The Use of Biomarkers to Justify the Choice of the Proper Biologic Agent for the Treatment of Chronic Rhinosinusitis with Nasal Polyps: A Systematic Review

Background and Objectives: Chronic rhinosinusitis with nasal polyps (CRSwNP) is a heterogeneous type 2 inflammatory disease for which biologic therapies have expanded treatment options; however, biomarkers capable of guiding biologic selection remain poorly defined. This systematic review aimed to evaluate the available evidence regarding predictive and prognostic biomarkers associated with currently available biologic agents for CRSwNP (omalizumab, dupilumab, mepolizumab, benralizumab, reslizumab, and tezepelumab).

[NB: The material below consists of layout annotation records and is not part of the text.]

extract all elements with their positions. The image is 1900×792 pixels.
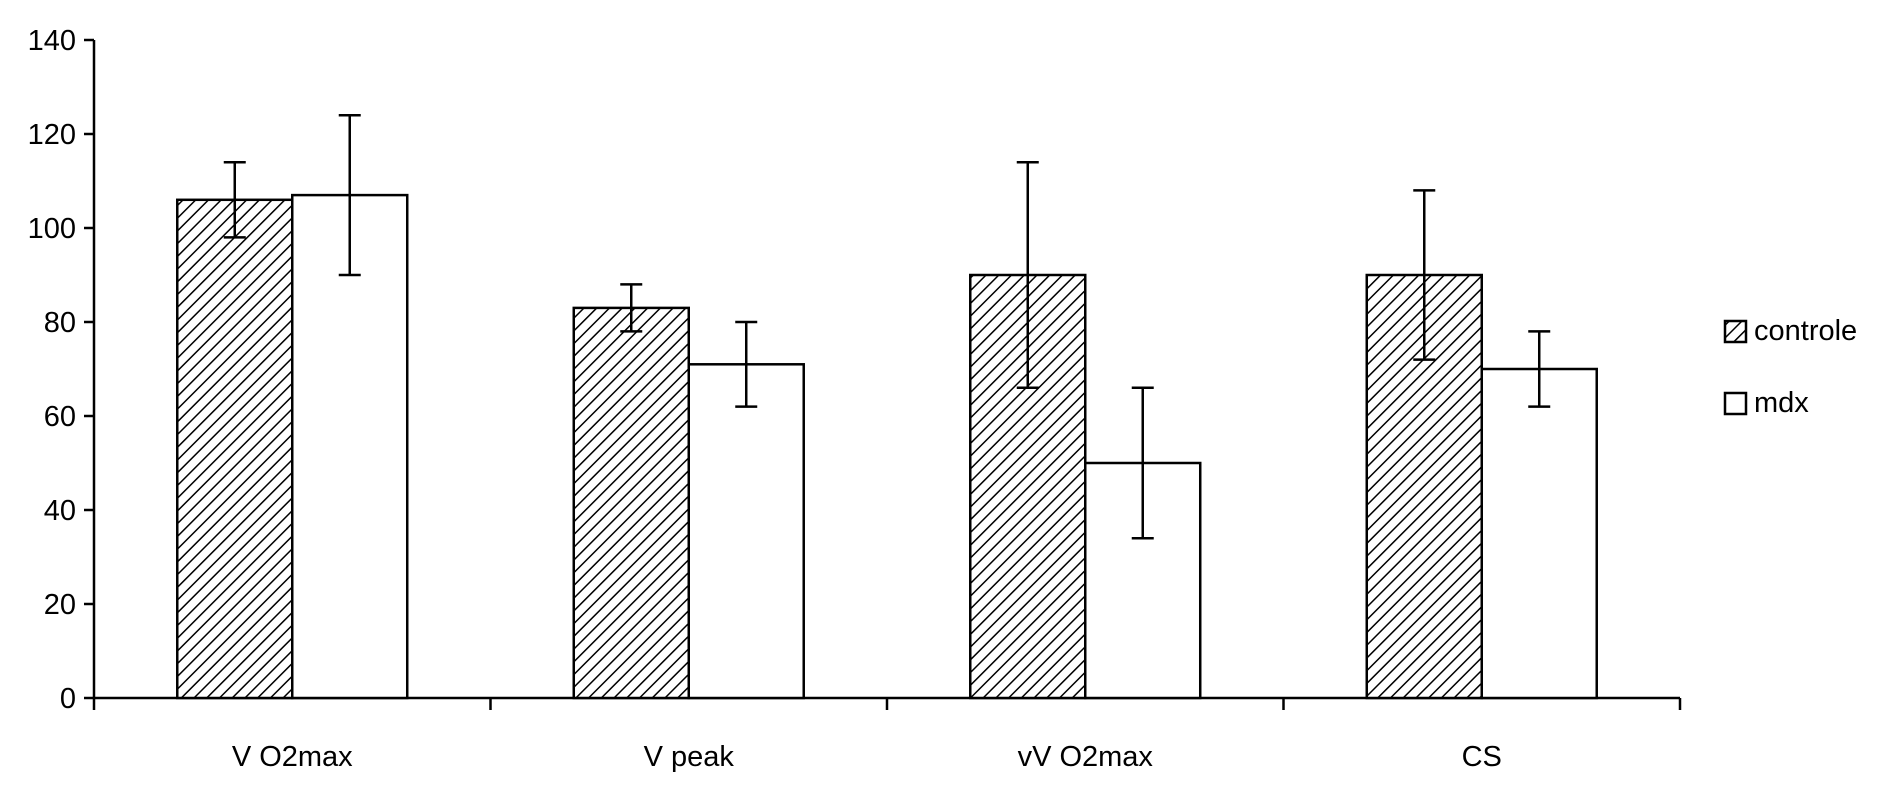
x-tick-label: V peak [644, 741, 735, 773]
legend: controle mdx [1723, 315, 1857, 419]
y-tick-label: 80 [44, 307, 76, 339]
y-tick-label: 60 [44, 401, 76, 433]
legend-label-controle: controle [1754, 315, 1857, 347]
y-tick-label: 120 [28, 119, 76, 151]
bar-mdx-4 [1480, 367, 1598, 700]
y-tick-label: 40 [44, 495, 76, 527]
error-bars [223, 113, 1551, 540]
y-tick-label: 20 [44, 589, 76, 621]
bars [176, 193, 1598, 700]
x-axis: V O2max V peak vV O2max CS [92, 696, 1682, 773]
legend-swatch-controle [1723, 319, 1748, 344]
y-axis: 0 20 40 60 80 100 120 140 [28, 25, 96, 715]
x-tick-label: V O2max [232, 741, 353, 773]
bar-mdx-2 [687, 363, 805, 700]
legend-label-mdx: mdx [1754, 387, 1809, 419]
y-tick-label: 100 [28, 213, 76, 245]
bar-controle-2 [572, 306, 691, 700]
x-tick-label: CS [1462, 741, 1502, 773]
bar-mdx-1 [291, 193, 409, 700]
y-tick-label: 0 [60, 683, 76, 715]
x-tick-label: vV O2max [1018, 741, 1154, 773]
y-tick-label: 140 [28, 25, 76, 57]
bar-controle-1 [176, 198, 294, 700]
legend-swatch-mdx [1723, 391, 1748, 416]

Materials and Methods: A systematic search of PubMed/MEDLINE, Embase, Google Scholar, and the Cochrane Library identified studies published between January 2006 and September 2025. Results: Twenty-five eligible studies, including 12 randomized controlled trials, 12 systematic reviews/meta-analyses, and one indirect treatment comparison study, were analyzed. Multiple biomarkers, including blood eosinophils, total IgE, periostin, eotaxins, eosinophil cationic protein, IL-5, TARC, PARC, and urinary leukotriene E4, were evaluated across biologics targeting IgE, IL-4/IL-13, and IL-5 pathways. Conclusions: Although several biomarkers reflected the modulation of type 2 inflammation and disease activity, no validated biomarker has reliably predicted the superiority of one biologic over another. Nasal IL-5 showed potential for predicting the response to anti-IL-5 therapy but requires further validation. Current evidence supports biomarker use primarily for confirming type 2 inflammation rather than guiding biologic selection. Prospective biomarker-driven and head-to-head comparative studies are needed to enable precision medicine approaches in CRSwNP.